The traps (trapezius)

It has a variety of functions...

  • The upper traps work with the levator scapulae to elevate the scapula (such as shrugs).
  • The middle traps contribute to elevation but also begin working on some level of retraction.
  • The lower traps contribute to retraction and play a role in upwardly and downwardly rotating the scapula (such as with pull-ups or pulldowns).

The spinal erectors (erector spinae)

They isometrically contract to stabilize the lumbar and lower thoracic spine in all major movements.
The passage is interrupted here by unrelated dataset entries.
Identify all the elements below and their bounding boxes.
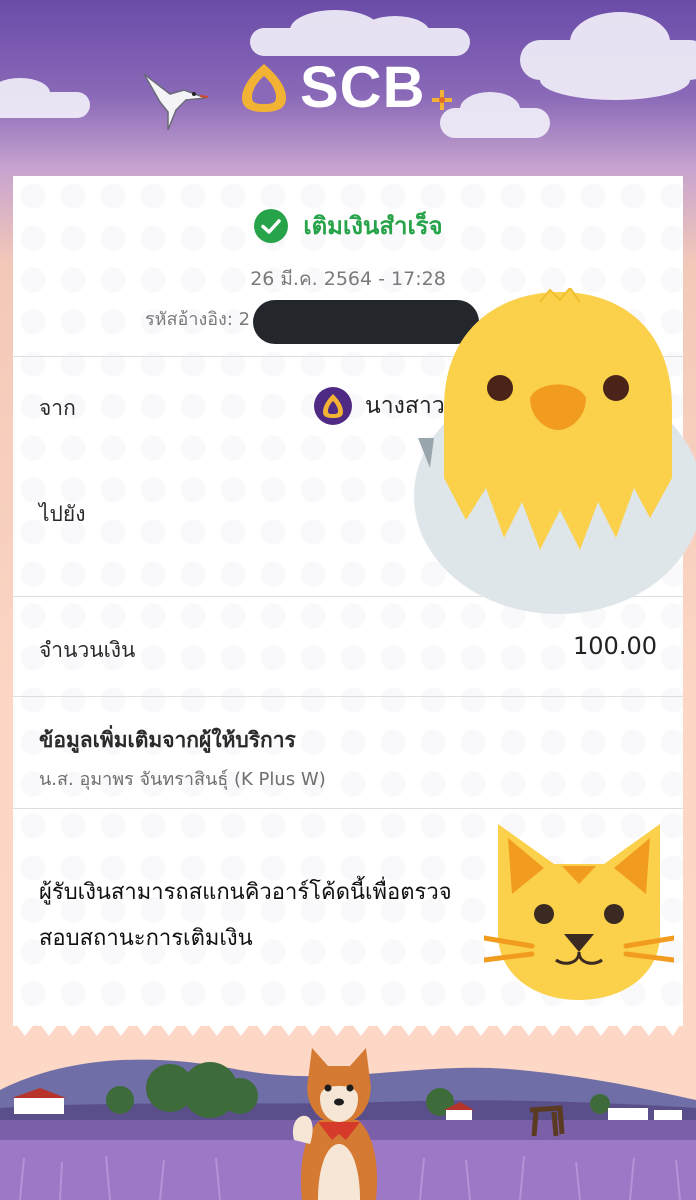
cat-face-icon [484, 824, 674, 1000]
cloud-decoration [0, 78, 90, 118]
from-label: จาก [39, 396, 76, 420]
check-circle-icon [254, 208, 289, 243]
provider-name: น.ส. อุมาพร จันทราสินธุ์ (K Plus W) [39, 769, 326, 790]
reference-label: รหัสอ้างอิง: 2 [145, 309, 251, 330]
qr-instruction-text: ผู้รับเงินสามารถสแกนคิวอาร์โค้ดนี้เพื่อต… [39, 880, 452, 951]
app-header: SCB [0, 0, 696, 176]
status-row: เติมเงินสำเร็จ [13, 206, 683, 245]
divider [13, 696, 683, 697]
to-label: ไปยัง [39, 502, 86, 526]
divider [13, 808, 683, 809]
scb-logo-mark-icon [242, 64, 286, 112]
status-title: เติมเงินสำเร็จ [303, 212, 443, 240]
cloud-decoration [250, 10, 470, 56]
sparkle-plus-icon [432, 90, 452, 110]
brand-name: SCB [300, 55, 426, 120]
hatching-chick-icon [414, 288, 696, 614]
scb-bank-icon [314, 387, 352, 425]
shiba-dog-icon [292, 1048, 378, 1200]
bird-icon [143, 73, 209, 130]
provider-info-label: ข้อมูลเพิ่มเติมจากผู้ให้บริการ [39, 728, 296, 752]
cloud-decoration [520, 12, 696, 100]
amount-label: จำนวนเงิน [39, 638, 136, 662]
amount-value: 100.00 [573, 632, 657, 660]
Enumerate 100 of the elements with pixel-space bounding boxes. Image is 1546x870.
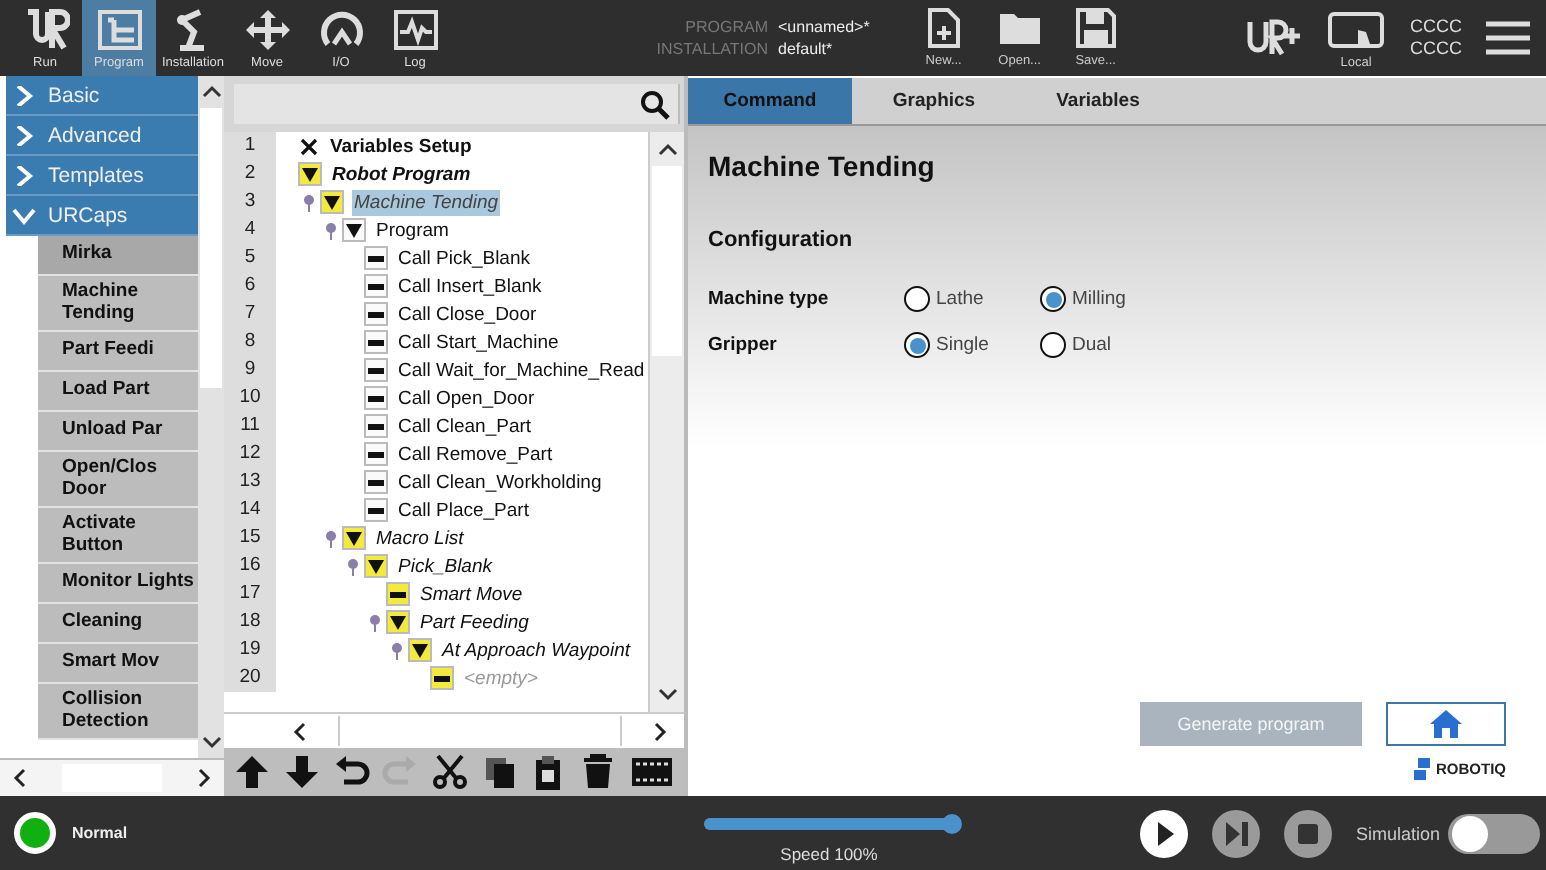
program-node[interactable]: Call Clean_Workholding bbox=[396, 469, 604, 495]
field-label: Gripper bbox=[708, 334, 779, 356]
program-label: PROGRAM bbox=[683, 18, 768, 36]
category-header[interactable]: Templates bbox=[6, 156, 198, 196]
folder-toggle-icon[interactable] bbox=[342, 218, 366, 242]
urcap-item[interactable]: Unload Par bbox=[38, 412, 198, 452]
move-up-icon[interactable] bbox=[234, 754, 271, 790]
scroll-thumb[interactable] bbox=[338, 716, 622, 746]
move-down-icon[interactable] bbox=[283, 754, 320, 790]
trash-icon[interactable] bbox=[579, 754, 616, 790]
category-header[interactable]: Advanced bbox=[6, 116, 198, 156]
urcap-item[interactable]: Open/Clos Door bbox=[38, 452, 198, 508]
category-header[interactable]: URCaps bbox=[6, 196, 198, 236]
collapse-pin-icon[interactable] bbox=[368, 613, 382, 631]
chevron-right-icon bbox=[12, 85, 36, 105]
search-field[interactable] bbox=[234, 84, 680, 124]
urcap-item[interactable]: Part Feedi bbox=[38, 332, 198, 372]
line-number: 1 bbox=[224, 132, 276, 160]
program-node[interactable]: Call Close_Door bbox=[396, 301, 539, 327]
play-button[interactable] bbox=[1139, 809, 1188, 857]
line-number: 13 bbox=[224, 468, 276, 496]
stop-button[interactable] bbox=[1283, 809, 1332, 857]
home-icon bbox=[1430, 710, 1462, 738]
collapse-pin-icon[interactable] bbox=[324, 529, 338, 547]
folder-toggle-icon[interactable] bbox=[298, 162, 322, 186]
program-node[interactable]: Smart Move bbox=[418, 581, 525, 607]
program-node[interactable]: Call Pick_Blank bbox=[396, 245, 532, 271]
line-number: 9 bbox=[224, 356, 276, 384]
undo-icon[interactable] bbox=[333, 754, 370, 790]
radio-option[interactable]: Dual bbox=[1040, 332, 1176, 358]
scroll-left-icon[interactable] bbox=[12, 768, 28, 788]
radio-button[interactable] bbox=[904, 332, 930, 358]
scroll-up-icon[interactable] bbox=[201, 84, 221, 100]
folder-toggle-icon[interactable] bbox=[408, 638, 432, 662]
program-node[interactable]: Variables Setup bbox=[328, 133, 474, 159]
program-node[interactable]: Call Place_Part bbox=[396, 497, 531, 523]
installation-label: INSTALLATION bbox=[654, 40, 768, 58]
scroll-thumb[interactable] bbox=[200, 108, 222, 388]
collapse-pin-icon[interactable] bbox=[324, 221, 338, 239]
scroll-right-icon[interactable] bbox=[196, 768, 212, 788]
radio-option[interactable]: Milling bbox=[1040, 286, 1176, 312]
program-node[interactable]: Call Start_Machine bbox=[396, 329, 561, 355]
collapse-pin-icon[interactable] bbox=[390, 641, 404, 659]
panel-tab[interactable]: Variables bbox=[1016, 78, 1180, 124]
radio-button[interactable] bbox=[1040, 332, 1066, 358]
line-number: 6 bbox=[224, 272, 276, 300]
search-icon[interactable] bbox=[640, 89, 670, 119]
scroll-thumb[interactable] bbox=[652, 166, 682, 356]
program-node[interactable]: Pick_Blank bbox=[396, 553, 494, 579]
program-node[interactable]: Call Insert_Blank bbox=[396, 273, 544, 299]
urcap-item[interactable]: Mirka bbox=[38, 236, 198, 276]
program-node[interactable]: Call Clean_Part bbox=[396, 413, 534, 439]
cut-icon[interactable] bbox=[431, 754, 468, 790]
urcap-item[interactable]: Monitor Lights bbox=[38, 564, 198, 604]
program-node[interactable]: Call Open_Door bbox=[396, 385, 537, 411]
collapse-pin-icon[interactable] bbox=[302, 193, 316, 211]
folder-toggle-icon[interactable] bbox=[386, 610, 410, 634]
menu-icon[interactable] bbox=[1486, 20, 1530, 56]
new-file-icon bbox=[925, 8, 962, 48]
program-node[interactable]: At Approach Waypoint bbox=[440, 637, 632, 663]
urcap-item[interactable]: Machine Tending bbox=[38, 276, 198, 332]
scroll-left-icon[interactable] bbox=[292, 721, 308, 741]
line-number: 12 bbox=[224, 440, 276, 468]
film-strip-icon[interactable] bbox=[629, 754, 674, 790]
scroll-down-icon[interactable] bbox=[657, 686, 677, 702]
program-node[interactable]: Part Feeding bbox=[418, 609, 531, 635]
simulation-label: Simulation bbox=[1355, 823, 1440, 843]
category-header[interactable]: Basic bbox=[6, 76, 198, 116]
line-number: 18 bbox=[224, 608, 276, 636]
collapse-pin-icon[interactable] bbox=[346, 557, 360, 575]
radio-option[interactable]: Single bbox=[904, 332, 1040, 358]
program-node[interactable]: Robot Program bbox=[330, 161, 473, 187]
step-button[interactable] bbox=[1211, 809, 1260, 857]
scroll-down-icon[interactable] bbox=[201, 734, 221, 750]
urcap-item[interactable]: Smart Mov bbox=[38, 644, 198, 684]
radio-button[interactable] bbox=[904, 286, 930, 312]
program-node[interactable]: Machine Tending bbox=[352, 189, 501, 215]
folder-toggle-icon[interactable] bbox=[342, 526, 366, 550]
folder-toggle-icon[interactable] bbox=[364, 554, 388, 578]
panel-tab[interactable]: Graphics bbox=[852, 78, 1016, 124]
urcap-item[interactable]: Load Part bbox=[38, 372, 198, 412]
program-node[interactable]: Program bbox=[374, 217, 451, 243]
scroll-up-icon[interactable] bbox=[657, 142, 677, 158]
program-node[interactable]: Macro List bbox=[374, 525, 466, 551]
simulation-toggle[interactable] bbox=[1448, 813, 1540, 853]
chevron-right-icon bbox=[12, 165, 36, 185]
ur-plus-icon[interactable] bbox=[1246, 18, 1302, 58]
urcap-item[interactable]: Collision Detection bbox=[38, 684, 198, 740]
copy-icon[interactable] bbox=[481, 754, 518, 790]
program-node[interactable]: Call Remove_Part bbox=[396, 441, 555, 467]
log-icon bbox=[391, 7, 439, 51]
folder-toggle-icon[interactable] bbox=[320, 190, 344, 214]
urcap-item[interactable]: Activate Button bbox=[38, 508, 198, 564]
radio-button[interactable] bbox=[1040, 286, 1066, 312]
panel-tab[interactable]: Command bbox=[688, 78, 852, 124]
urcap-item[interactable]: Cleaning bbox=[38, 604, 198, 644]
scroll-right-icon[interactable] bbox=[652, 721, 668, 741]
home-button[interactable] bbox=[1386, 702, 1506, 746]
program-node[interactable]: Call Wait_for_Machine_Read bbox=[396, 357, 647, 383]
radio-option[interactable]: Lathe bbox=[904, 286, 1040, 312]
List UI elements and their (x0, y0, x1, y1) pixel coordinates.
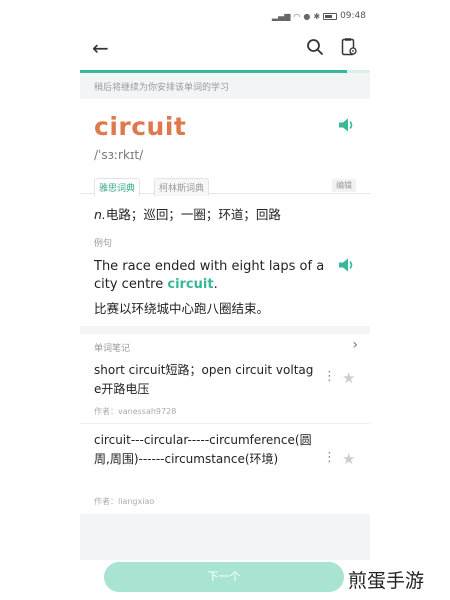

Combined with the quadratus lumborum they also contribute to lumbar rotation and lateral flexion of the spine – key for sports and rotational training.

We must also consider other muscles in the area, big and small:

  • The rhomboids: They run vertically along the spine, but their fibers run sideways, making them excellent at retraction for the scapula.
  • The levator scapulae: They help elevate the scapula, which is important in movements such as shrugs and low-to-high-pulls.
  • The posterior deltoids: They function predominantly at the shoulder joint by driving shoulder extension but can aid in retraction and depression of the scapula. This head of the delt muscle, when developed, improves the performance capacity and aesthetics simultaneously.
  • The teres major: They work with the posterior delts to drive adduction and shoulder extension – key for full retracting and depressing the scapula in vertical, or high-to-low rowing motions.
  • The infraspinatus and teres minor: These are critical rotator cuff muscles. They externally rotate the humerus in the shoulder joint. Developing the capacity of these muscles contributes to your output on vertical pulling patterns (in a pronated hand position), wide grip rows, and various face pull exercises.

Hit all the angles covered above and you'll nail every part of your back.